An Algorithm for Finding D-Efficient Equivalent-Estimation Second-Order Split-Plot Designs

Abstract

Many industrial experiments involve restricted rather than complete randomization. This often leads to the use of split-plot designs, which limit the number of independent settings of some of the experimental factors. These factors, named whole-plot factors, are often, in some way, hard to change. The remaining factors, called subplot factors, are easier to change. Their levels are therefore independently reset for every run of the experiment. In general, model estimation from data from split-plot experiments requires the use of generalized least squares (GLS). However, for some split-plot designs, the ordinary least squares (OLS) estimator will produce the same factor-effect estimates as the GLS estimator. These designs are called equivalent-estimation split-plot designs and offer the advantage that estimation of the factor effects does not require estimation of the variance components in the split-plot model.

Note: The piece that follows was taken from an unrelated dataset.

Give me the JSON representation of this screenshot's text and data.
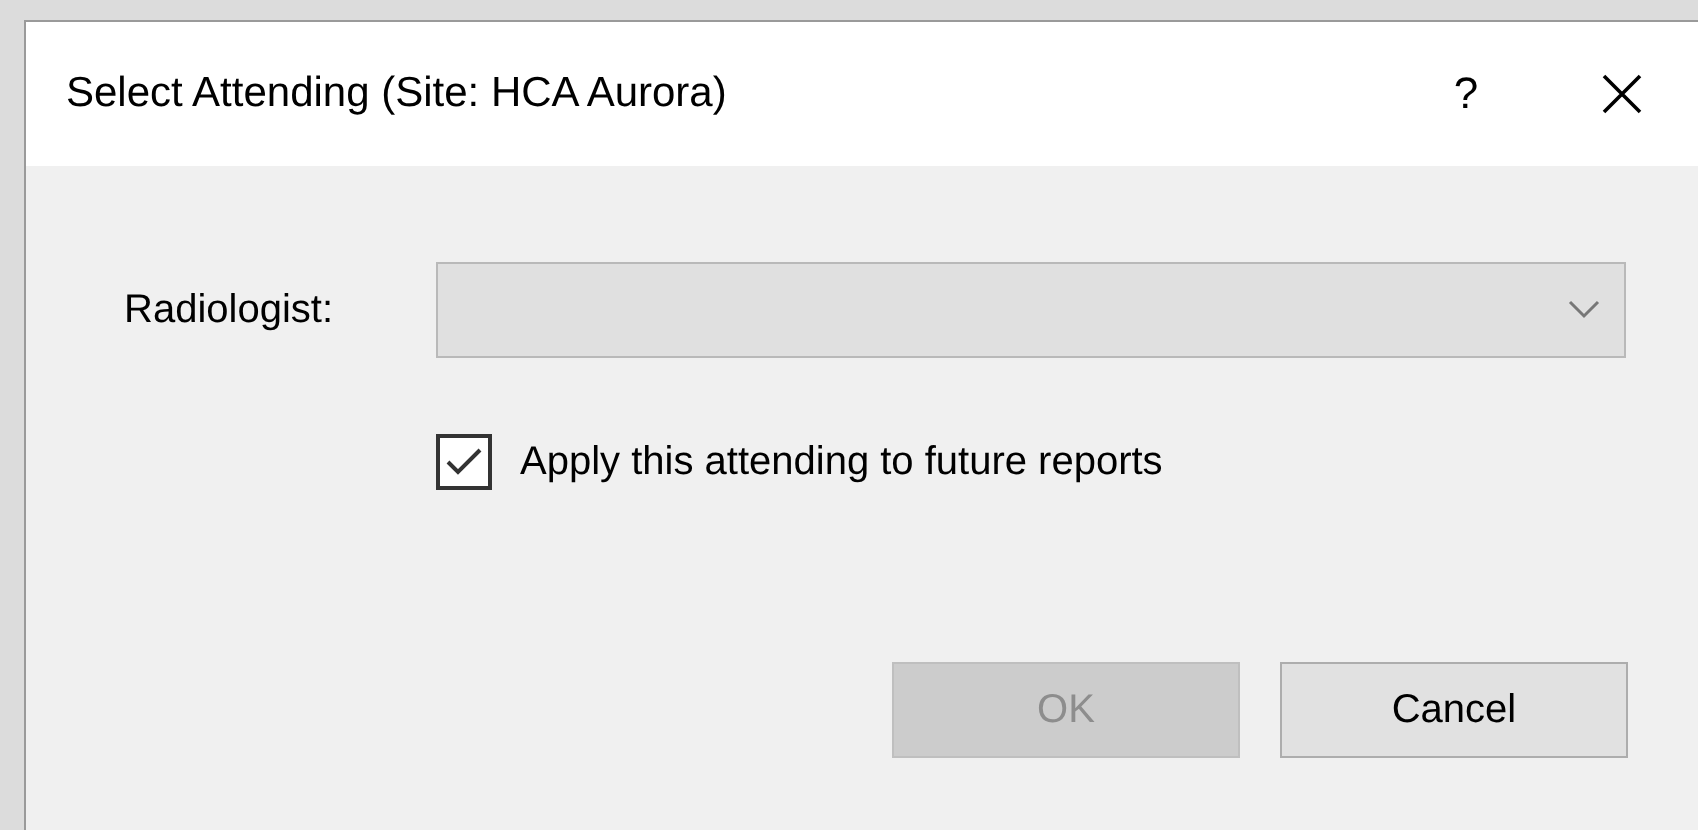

While many of the equivalent-estimation second-order response-surface designs presented in the literature do not perform well in terms of estimation efficiency (as measured by the D-optimality criterion), Macharia and Goos (2010) showed that, in many instances, it is possible to generate second-order equivalent-estimation split-plot designs that are highly efficient and, hence, provide precise factor-effect estimates. In this work, we present an algorithm that allows us to (i) identify equivalent-estimation designs for scenarios where Macharia and Goos (2010) did not find equivalent-estimation designs and (ii) find equivalent-estimation designs that outperform those of Macharia and Goos (2010) in terms of the D-optimality criterion. We also study the performance of equivalent-estimation designs when it comes to estimating the variance components in the split-plot model and observe that they outperform D-optimal designs in this respect.